Monday, April 12, 2010

My father gave me a mental kick

I talked to my dad tonight. I tried so hard not to get emotional like he had taught me as all men should be. Then he played the out all men have.. "Well, your mother..."

Listen and know this to be a truth, if your father ever says "Well, your mother...", he is trying to express something that is a repressed maleism. I have never told him this, but my father is my protractor, my straight edge, my compass. With him, I have been able to plot every path through my life. Not all have been happy or prosperous, but I have always ended up on the right side of right.

He told me tonight that my mom said that my story in "We are the Kitties, And We Writed You This Book." might be the guidance I and my family needs.

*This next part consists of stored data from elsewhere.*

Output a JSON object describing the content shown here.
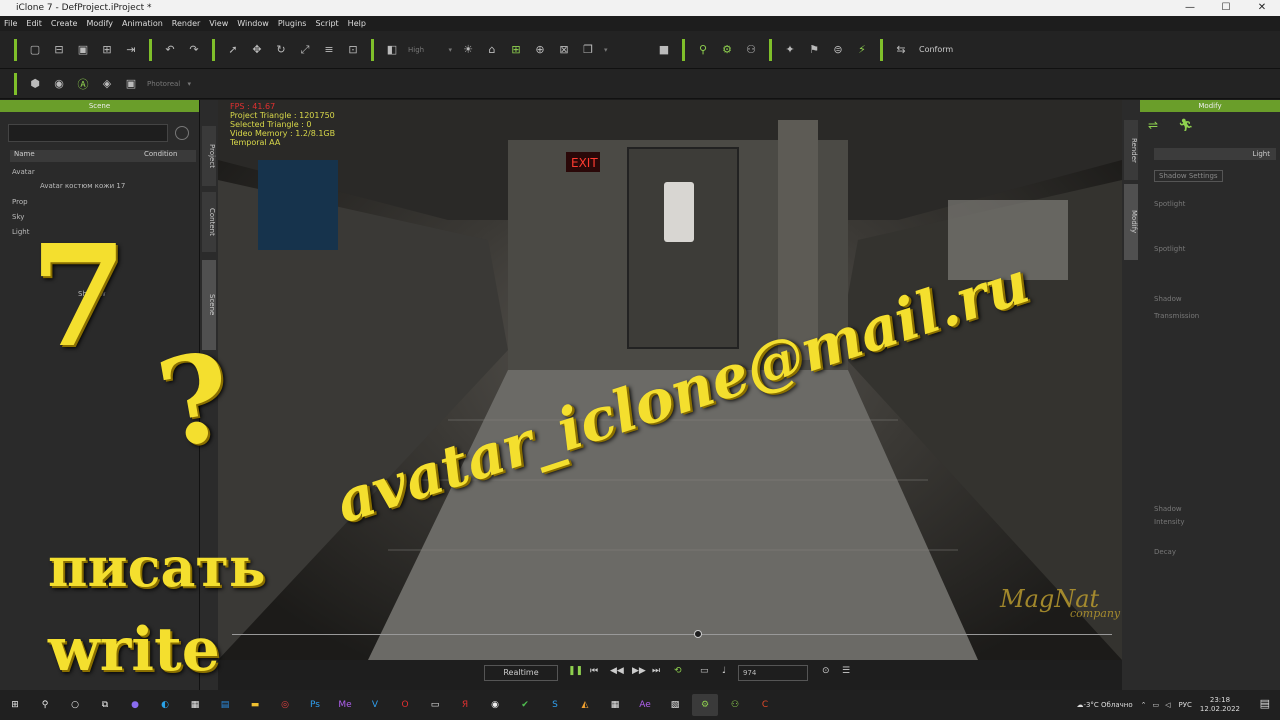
{
  "window": {
    "title": "iClone 7 - DefProject.iProject *"
  },
  "menu": [
    "File",
    "Edit",
    "Create",
    "Modify",
    "Animation",
    "Render",
    "View",
    "Window",
    "Plugins",
    "Script",
    "Help"
  ],
  "toolbar": {
    "quality": "High",
    "conform": "Conform",
    "render_mode": "Photoreal"
  },
  "scene_panel": {
    "title": "Scene",
    "columns": [
      "Name",
      "Condition"
    ],
    "items": [
      "Avatar",
      "Avatar костюм кожи 17",
      "Prop",
      "Sky",
      "Light",
      "Shadow"
    ]
  },
  "left_tabs": [
    "Project",
    "Content",
    "Scene"
  ],
  "right_tabs": [
    "Render",
    "Modify"
  ],
  "modify_panel": {
    "title": "Modify",
    "light_label": "Light",
    "shadow_settings": "Shadow Settings",
    "rows": [
      "Spotlight",
      "Spotlight",
      "Shadow",
      "Transmission",
      "Shadow",
      "Intensity",
      "Decay"
    ]
  },
  "viewport": {
    "hud": [
      "FPS : 41.67",
      "Project Triangle : 1201750",
      "Selected Triangle : 0",
      "Video Memory : 1.2/8.1GB",
      "Temporal AA"
    ]
  },
  "playback": {
    "mode": "Realtime",
    "frame": "974",
    "progress": 0.53
  },
  "taskbar": {
    "weather": "-3°C Облачно",
    "lang": "РУС",
    "time": "23:18",
    "date": "12.02.2022"
  },
  "overlay": {
    "seven": "7",
    "question": "?",
    "pisat": "писать",
    "write": "write",
    "email": "avatar_iclone@mail.ru",
    "watermark": "MagNat",
    "watermark_sub": "company"
  },
  "colors": {
    "accent": "#7fbf2a",
    "overlay_text": "#f4df2e"
  }
}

Damn him for being right. Here is the story that reminded me why Magoo was in my life and why I am a better person for knowing him.



Of Memory and Loss

Before I went to sleep, I decided that the next morning I would go and get a pet. I was not sure if it would be a dog or cat or bird or something else. All I knew was that I needed, no, wanted to share my life with another creature that would accept my friendship and affection.

As I slept, I fell into a deep dream.

There before me sat the most beautiful creature, neither male nor female. To either side of this wonderous creature, there were two indentical waterfalls with deep clear pools at their base. From each waterfall, the most crystal blue water cascaded down. I was entranced. Never before had I seen seen such beauty, such serentity.

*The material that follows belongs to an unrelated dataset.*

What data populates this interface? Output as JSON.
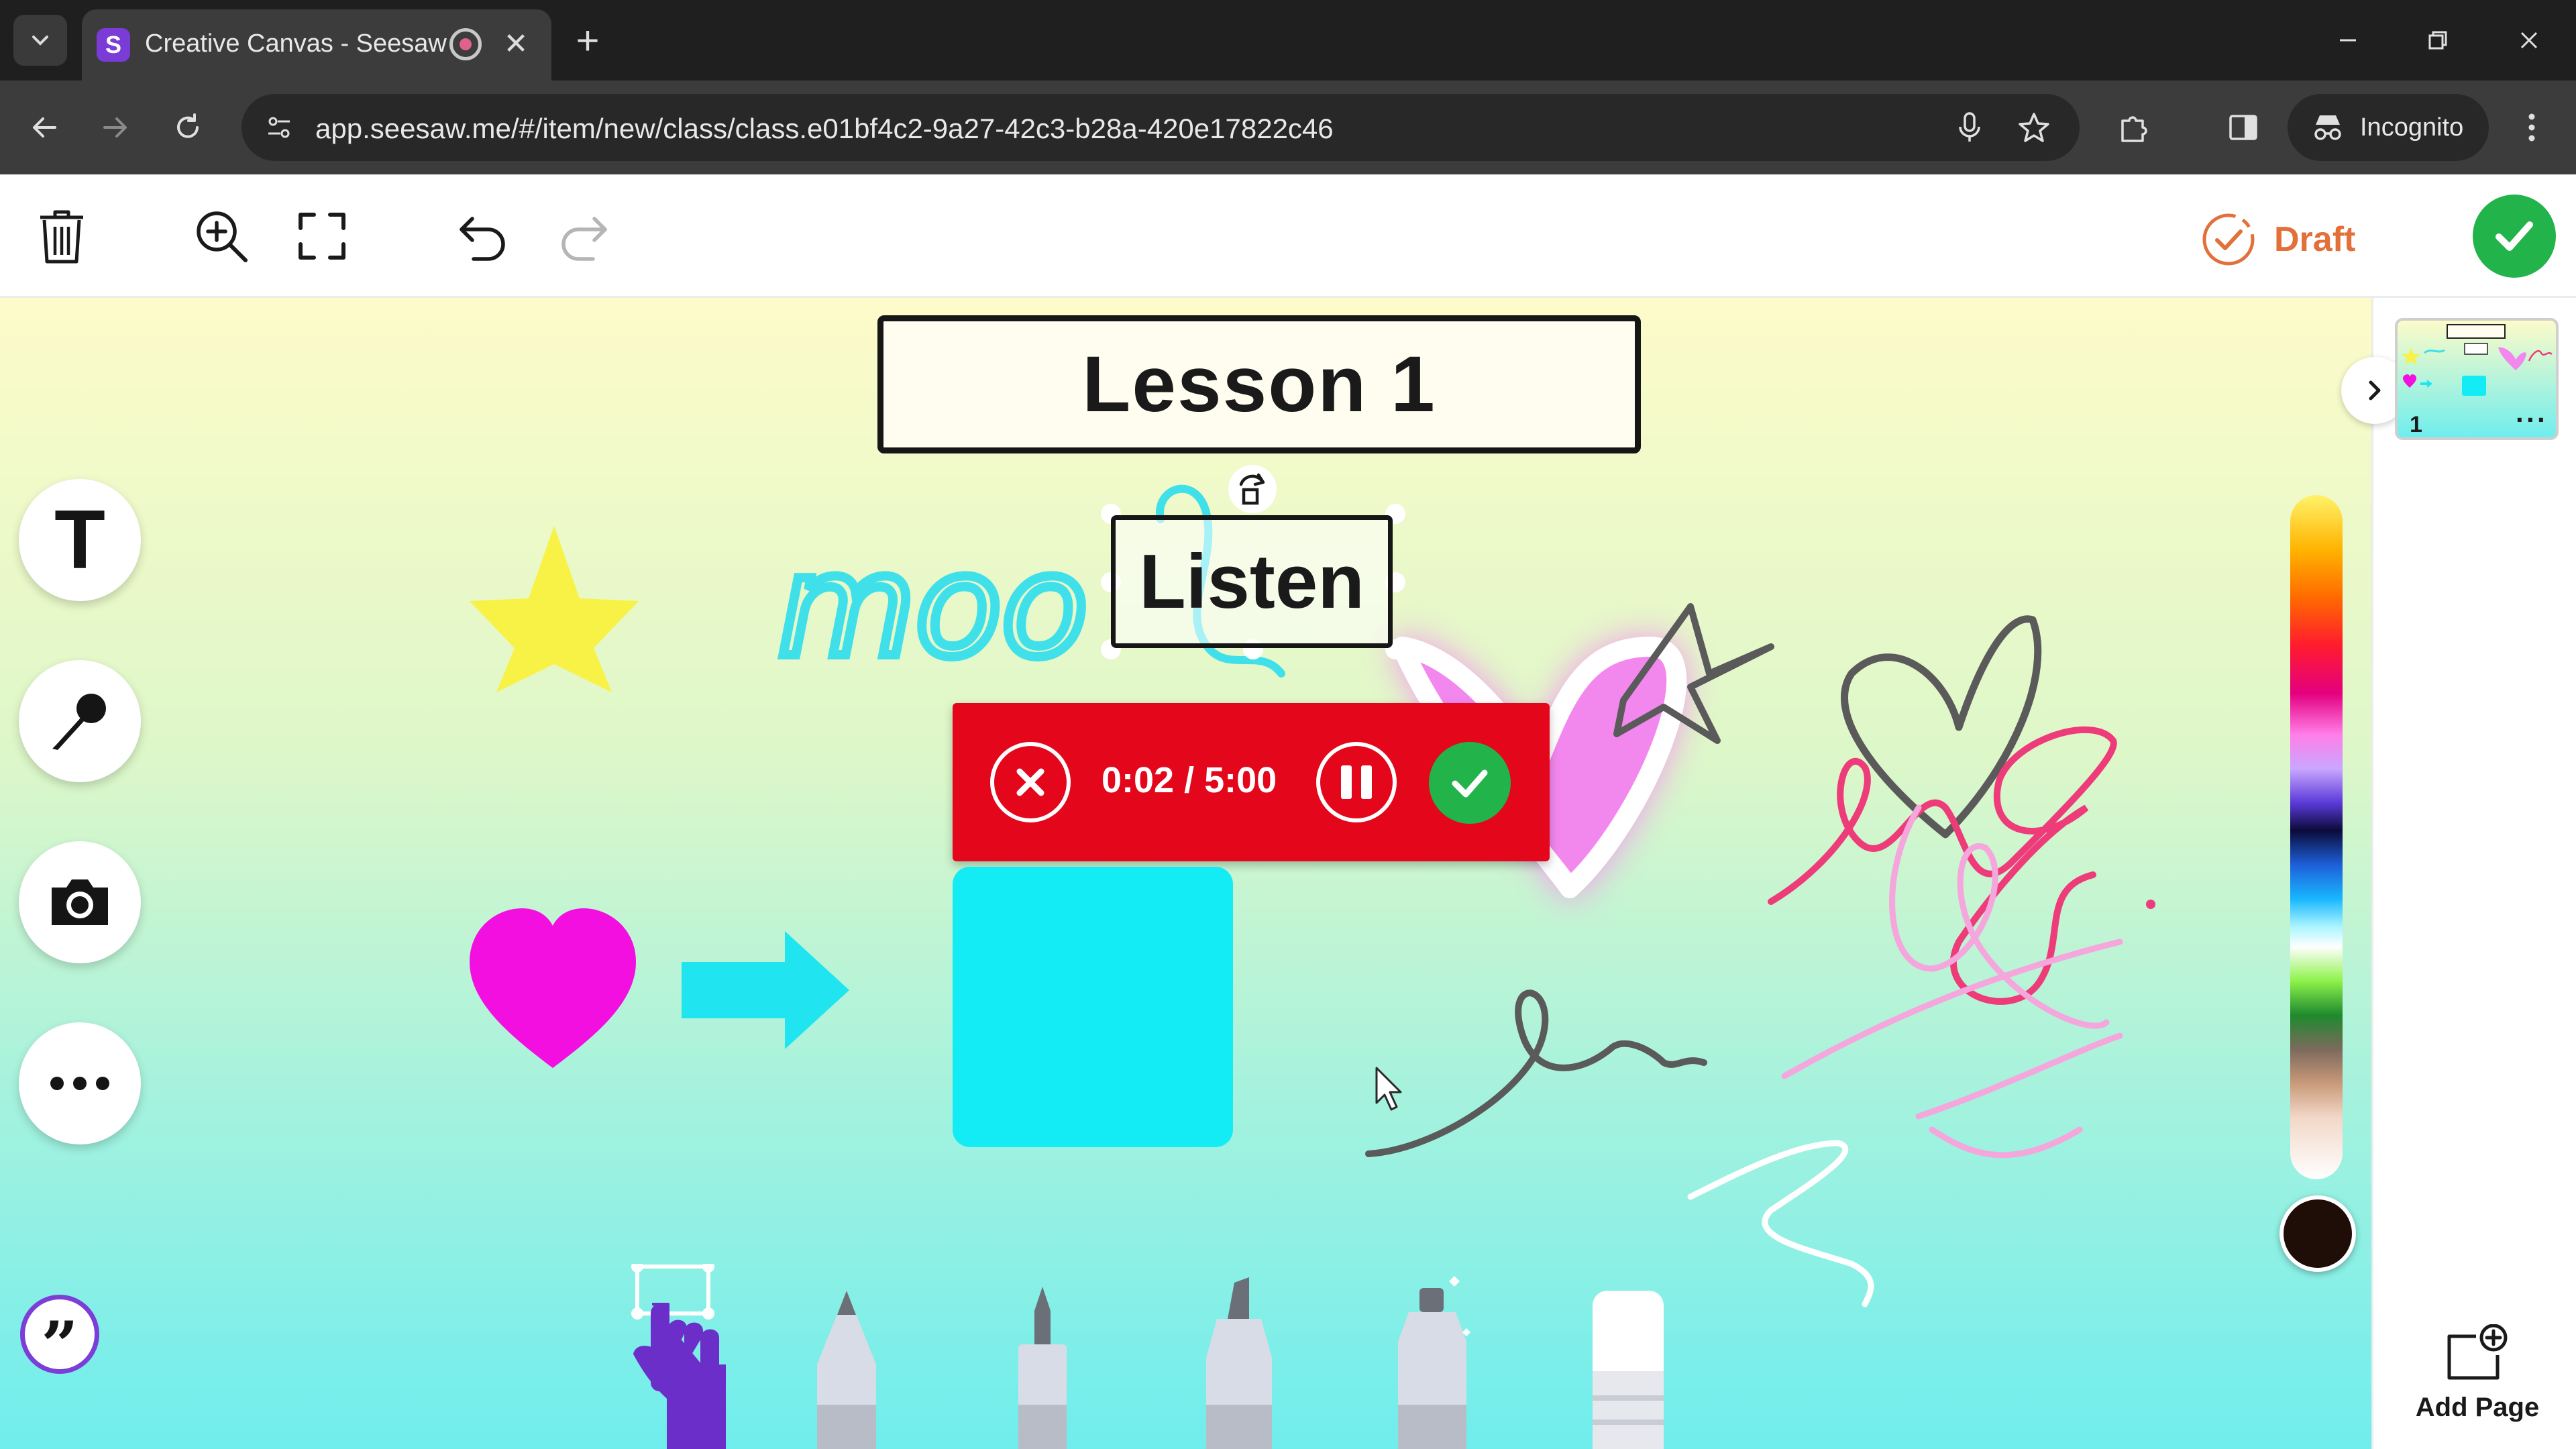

Wordlessly, the creature motioned for me to come towards the pools at the base of the waterfalls. I noticed that at each pool, there was a small silver cup attached to a fine silver chain.
"Dip thy finger into the pool and taste." the creature said as it gestured to the pool to its left.

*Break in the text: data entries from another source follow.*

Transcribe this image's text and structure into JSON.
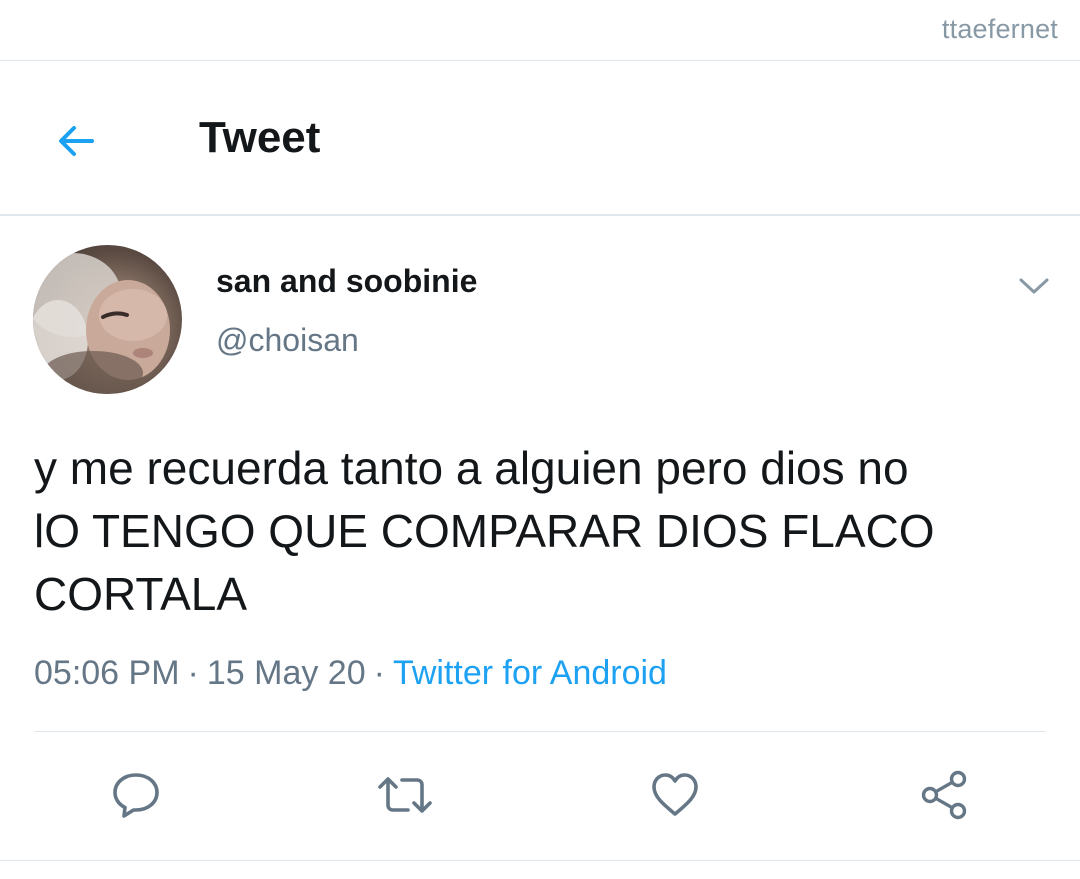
{
  "watermark": "ttaefernet",
  "header": {
    "back_icon": "arrow-left-icon",
    "title": "Tweet"
  },
  "tweet": {
    "author": {
      "display_name": "san and soobinie",
      "handle": "@choisan",
      "avatar": "profile-photo"
    },
    "menu_icon": "chevron-down-icon",
    "text": "y me recuerda tanto a alguien pero dios no\nlO TENGO QUE COMPARAR DIOS FLACO\nCORTALA",
    "time": "05:06 PM",
    "separator": "·",
    "date": "15 May 20",
    "source": "Twitter for Android"
  },
  "actions": [
    {
      "name": "reply",
      "icon": "speech-bubble-icon"
    },
    {
      "name": "retweet",
      "icon": "retweet-icon"
    },
    {
      "name": "like",
      "icon": "heart-icon"
    },
    {
      "name": "share",
      "icon": "share-icon"
    }
  ],
  "colors": {
    "accent": "#1da1f2",
    "text_primary": "#14171a",
    "text_secondary": "#657786",
    "icon_gray": "#657786",
    "divider": "#e1e8ed"
  }
}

I did as instructed. As the clear cool liquid touched my tongue, my stomach clenched with pain and my heart pounded fiercely within my chest. A hollowness rang throughout my being that I feared I would never recover from.

"This is the Pool of Loss." the creature said and then it motioned to the other pool of water. "Dip thy finger into the pool and taste."

Warily, I drew my forefinger through the water of the other pool of water. As my finger touched my tongue, a joy so deep and pure touched my soul. A wave of happiness and wonder drowned the pangs of sorrow and loss the first pool had caused.

"This is the Pool of Memory." the creature said. "If you take one of God's creatures into your heart, you must be prepared to drink from both pools. Do you accept this as your covenant, your bond with one of God's creatures?"

Silently I nodded yes.

"Then drink from each pool." The creature instructed as it motioned towards the silver cups at the sides of the pools."For now they will bear no taste, but in time you will discover how much you have partaken of each."

The very next day, I went and found a kitten at a local pound. It was the smallest one of the litter and it was the one who seemed to need me the most.

I watched it grow and play and I revelled in the smallest joy it brought to me. But then without warning, it was taken from me in a way most sudden and cruel.

Once again I felt the pangs I had felt in my dream when I tasted the waters of the Pool of Loss. Only this time, I thought the pain would never leave. Then, I remembered the taste of the waters from the Pool of Memory. Slowly the pain of Loss began to subside, and was replaced with the joy of Memory.

Now I realized that I had drank more from the Pool of Loss than the Pool of Memory in my dream. But now I knew that the Pool of Memory brought more than enough comfort to offset the pain the Pool of Loss could cause.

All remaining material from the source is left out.